While she refused to share a word against the queen — indeed, while she shared perhaps tactically warm recollections of the head of state’s personal kindness — Markle made such a balancing act impossible. She is Prince Harry’s much-beloved grandmother, and is the person who, due to inertia or lack of interest or something else unstated, is presiding over a system whose rottenness made Markle’s life unlivable. She is so deeply respected that the pair would never have blindsided her with the news of their exit, and yet her camp’s alleging that hung uneasily in the air.

And now — in the days after the interview was taped — comes the strange news that the palace, which Markle described as so averse to act to provide her aid as she contemplated suicide, is investigating Markle’s own supposed bullying while in residence. These charges seem farcical if for absolutely nothing else than timing: Markle is no longer a part of the workings of the palace, and has not been for some time. The “why now” is obvious: This PR war is being waged, on the Buckingham Palace side, with gritted teeth and unfashionably stiff upper lip. That Markle has met every challenge so far with a smile suggests why she has won out in a more meaningful sense.

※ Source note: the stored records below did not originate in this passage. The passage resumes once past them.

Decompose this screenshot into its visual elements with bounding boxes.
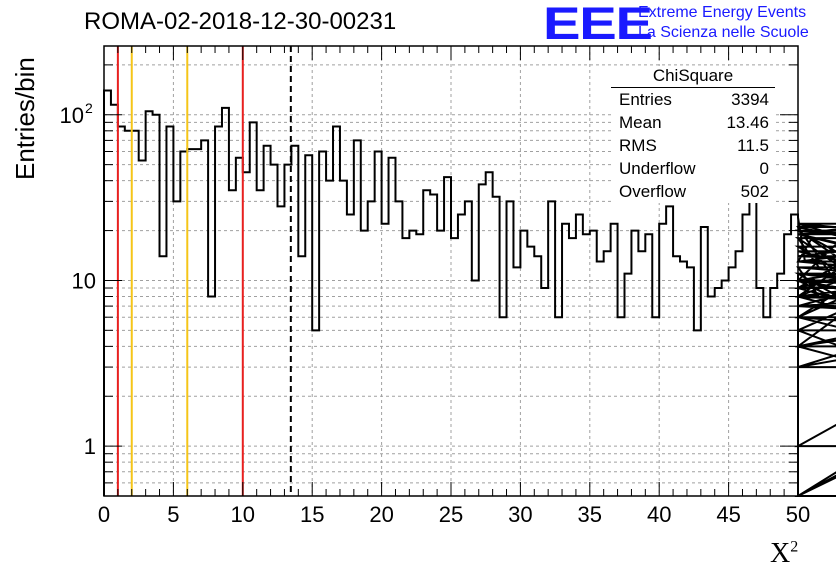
y-tick-label: 10 bbox=[72, 268, 96, 293]
x-tick-label: 0 bbox=[98, 502, 110, 527]
x-tick-label: 15 bbox=[300, 502, 324, 527]
stats-row-mean: Mean 13.46 bbox=[619, 113, 769, 132]
x-tick-label: 30 bbox=[508, 502, 532, 527]
x-tick-label: 20 bbox=[369, 502, 393, 527]
histogram-series bbox=[103, 89, 836, 497]
logo-subtitle-1: Extreme Energy Events bbox=[638, 4, 807, 21]
stats-row-rms: RMS 11.5 bbox=[619, 136, 769, 155]
y-axis-label: Entries/bin bbox=[10, 57, 40, 180]
logo-subtitle-2: La Scienza nelle Scuole bbox=[638, 24, 809, 41]
x-axis-label: X2 bbox=[770, 538, 799, 569]
eee-logo: EEE bbox=[543, 0, 653, 49]
x-tick-label: 10 bbox=[231, 502, 255, 527]
x-tick-label: 35 bbox=[578, 502, 602, 527]
chart-title: ROMA-02-2018-12-30-00231 bbox=[84, 8, 397, 35]
y-tick-label: 1 bbox=[84, 434, 96, 459]
y-tick-label: 10 bbox=[60, 103, 84, 128]
stats-row-entries: Entries 3394 bbox=[619, 90, 769, 109]
x-tick-label: 45 bbox=[716, 502, 740, 527]
stats-row-overflow: Overflow 502 bbox=[619, 182, 769, 201]
y-tick-label-exponent: 2 bbox=[85, 100, 93, 116]
x-tick-label: 5 bbox=[167, 502, 179, 527]
x-tick-label: 40 bbox=[647, 502, 671, 527]
stats-box: ChiSquare Entries 3394 Mean 13.46 RMS 11.5 … bbox=[611, 66, 775, 203]
stats-row-underflow: Underflow 0 bbox=[619, 159, 769, 178]
x-tick-label: 50 bbox=[786, 502, 810, 527]
x-tick-label: 25 bbox=[439, 502, 463, 527]
stats-name: ChiSquare bbox=[611, 66, 775, 88]
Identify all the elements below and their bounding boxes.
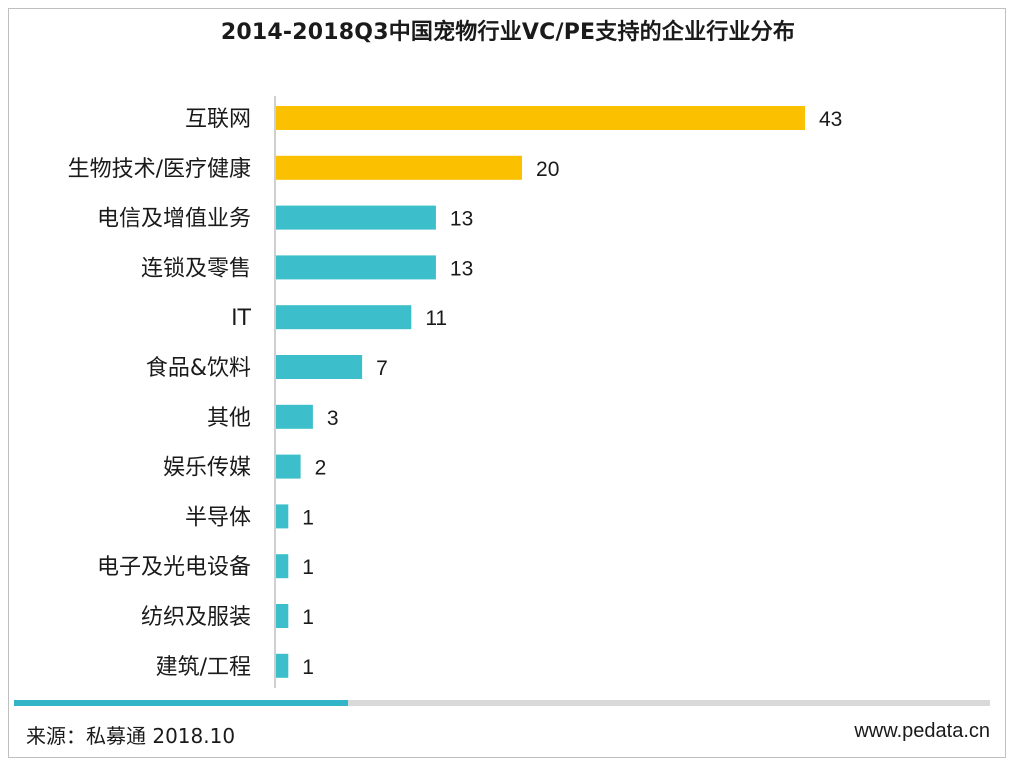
category-label: 电信及增值业务 bbox=[97, 207, 251, 232]
category-label: 娱乐传媒 bbox=[163, 456, 251, 481]
data-label: 1 bbox=[302, 656, 314, 679]
bar bbox=[276, 504, 289, 529]
data-label: 2 bbox=[315, 457, 327, 480]
website-text: www.pedata.cn bbox=[854, 720, 990, 742]
source-text: 来源：私募通 2018.10 bbox=[26, 724, 236, 748]
data-label: 20 bbox=[536, 158, 559, 181]
data-label: 1 bbox=[302, 556, 314, 579]
chart-frame bbox=[8, 8, 1006, 758]
data-label: 1 bbox=[302, 606, 314, 629]
bar bbox=[276, 205, 436, 230]
category-label: 半导体 bbox=[185, 505, 251, 530]
bar bbox=[276, 106, 805, 130]
bar bbox=[276, 305, 412, 330]
category-label: 其他 bbox=[207, 406, 251, 431]
data-label: 11 bbox=[425, 307, 447, 330]
category-label: 生物技术/医疗健康 bbox=[68, 157, 251, 182]
bar bbox=[276, 404, 313, 429]
data-label: 7 bbox=[376, 357, 388, 380]
bar bbox=[276, 255, 436, 280]
data-label: 1 bbox=[302, 506, 314, 529]
category-label: 建筑/工程 bbox=[156, 655, 251, 680]
chart-title: 2014-2018Q3中国宠物行业VC/PE支持的企业行业分布 bbox=[220, 20, 796, 45]
category-label: 连锁及零售 bbox=[141, 256, 251, 281]
category-label: 互联网 bbox=[185, 107, 251, 132]
bar bbox=[276, 604, 289, 628]
category-label: 纺织及服装 bbox=[141, 605, 251, 630]
data-label: 3 bbox=[327, 407, 339, 430]
bar bbox=[276, 155, 523, 180]
progress-fill bbox=[14, 700, 348, 706]
bar bbox=[276, 355, 363, 379]
data-label: 13 bbox=[450, 257, 473, 280]
bar bbox=[276, 554, 289, 579]
bar bbox=[276, 454, 301, 479]
data-label: 43 bbox=[819, 108, 842, 131]
category-label: 食品&饮料 bbox=[146, 356, 251, 381]
bar bbox=[276, 653, 289, 678]
category-label: 电子及光电设备 bbox=[97, 555, 251, 580]
data-label: 13 bbox=[450, 208, 473, 231]
progress-track bbox=[14, 700, 990, 706]
category-label: IT bbox=[231, 306, 251, 331]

Recollecting his darkest thoughts from the depths of Markle’s depression, Harry noted that he hadn’t wanted “history to repeat itself.” What he meant — and what he has meant when he’s said it before — was that he feared his wife would meet a fate similar to the late Princess Diana, who, like Markle, reached for help from the palace and was rebuked. The two women wanted different things from royal life: The latter, raised among Britain’s upper classes, cherished the idea of being a princess, even if, after her marriage shattered, she could only be one in her countrymen’s sentimental imagination. Her American daughter-in-law protested, a bit too strenuously perhaps, that she had no idea what royalty even was or meant before she met the man she loved. But it’s that true outsider status that makes Markle the perfect vessel not to repeat but to complete Diana’s history. Diana began to chip away at and to delegitimize an outmoded and broken system, to speak up for herself against the chattering voices of royals-friendly media, and to prompt change, if not in how “the Firm” is run, then in how its subjects view it. Markle has, decades later, put that mission on warp speed. And if it feels somewhat deflatingly corporate that the 2020s equivalent of a People’s Princess is a media-company founder with Spotify and Netflix contracts — well, a hustle is a hustle.

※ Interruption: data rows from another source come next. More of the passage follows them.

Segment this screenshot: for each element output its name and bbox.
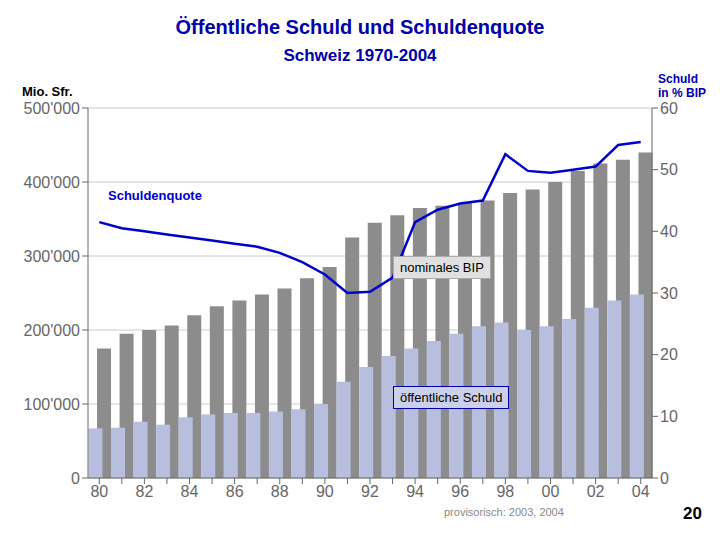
svg-text:50: 50 [660,161,678,178]
svg-text:88: 88 [271,483,289,500]
html-text:in % BIP: in % BIP [658,86,706,100]
svg-text:98: 98 [496,483,514,500]
svg-text:40: 40 [660,223,678,240]
svg-text:400'000: 400'000 [24,174,81,191]
svg-text:04: 04 [632,483,650,500]
svg-text:84: 84 [181,483,199,500]
html-text:öffentliche Schuld: öffentliche Schuld [400,390,503,405]
svg-text:96: 96 [451,483,469,500]
svg-text:300'000: 300'000 [24,248,81,265]
svg-text:00: 00 [542,483,560,500]
html-text:20: 20 [683,504,702,523]
svg-text:500'000: 500'000 [24,100,81,117]
svg-text:86: 86 [226,483,244,500]
html-text:Schuldenquote: Schuldenquote [108,188,202,203]
svg-text:100'000: 100'000 [24,396,81,413]
svg-text:0: 0 [660,470,669,487]
svg-text:20: 20 [660,346,678,363]
svg-text:90: 90 [316,483,334,500]
svg-text:60: 60 [660,100,678,117]
html-text:provisorisch: 2003, 2004: provisorisch: 2003, 2004 [444,506,564,518]
svg-text:0: 0 [71,470,80,487]
html-text:Schuld: Schuld [658,72,698,86]
svg-text:82: 82 [136,483,154,500]
html-text:Schweiz 1970-2004: Schweiz 1970-2004 [283,46,437,65]
html-text:Mio. Sfr.: Mio. Sfr. [22,84,73,99]
svg-text:30: 30 [660,285,678,302]
svg-text:80: 80 [90,483,108,500]
svg-text:200'000: 200'000 [24,322,81,339]
html-text:Öffentliche Schuld und Schulde: Öffentliche Schuld und Schuldenquote [175,16,545,38]
html-text:nominales BIP: nominales BIP [400,260,484,275]
svg-text:92: 92 [361,483,379,500]
svg-text:94: 94 [406,483,424,500]
svg-text:10: 10 [660,408,678,425]
svg-text:02: 02 [587,483,605,500]
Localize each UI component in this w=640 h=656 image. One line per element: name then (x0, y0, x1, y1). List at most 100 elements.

And hustle Markle did, carrying across her story with soundbites that seemed made for this moment. Diana’s famous interview was studded with lines that pulled the heartstrings and made one feel for this spurned person, and hope that she might overcome and find the person within the princess; her ultimate tragedy is that she was in the process of doing so when her life was cut short. Markle’s, by contrast, lent the impression of a person who knew exactly who she is. “I’ve been a waitress, an actress, a princess, a duchess,” she told Winfrey, with her composure unbreached by the almost-too-perfect rhyme scheme. “I’ve always just been Meghan.” Markle may, in the years to come, need to find a way to hold our attention in order to make Archewell a going concern. But for now, she held it — and, in declaring her own humanity separate and apart from her story as a former royal, she began to make a case for why her claim on it should last beyond the final revelations about the palace.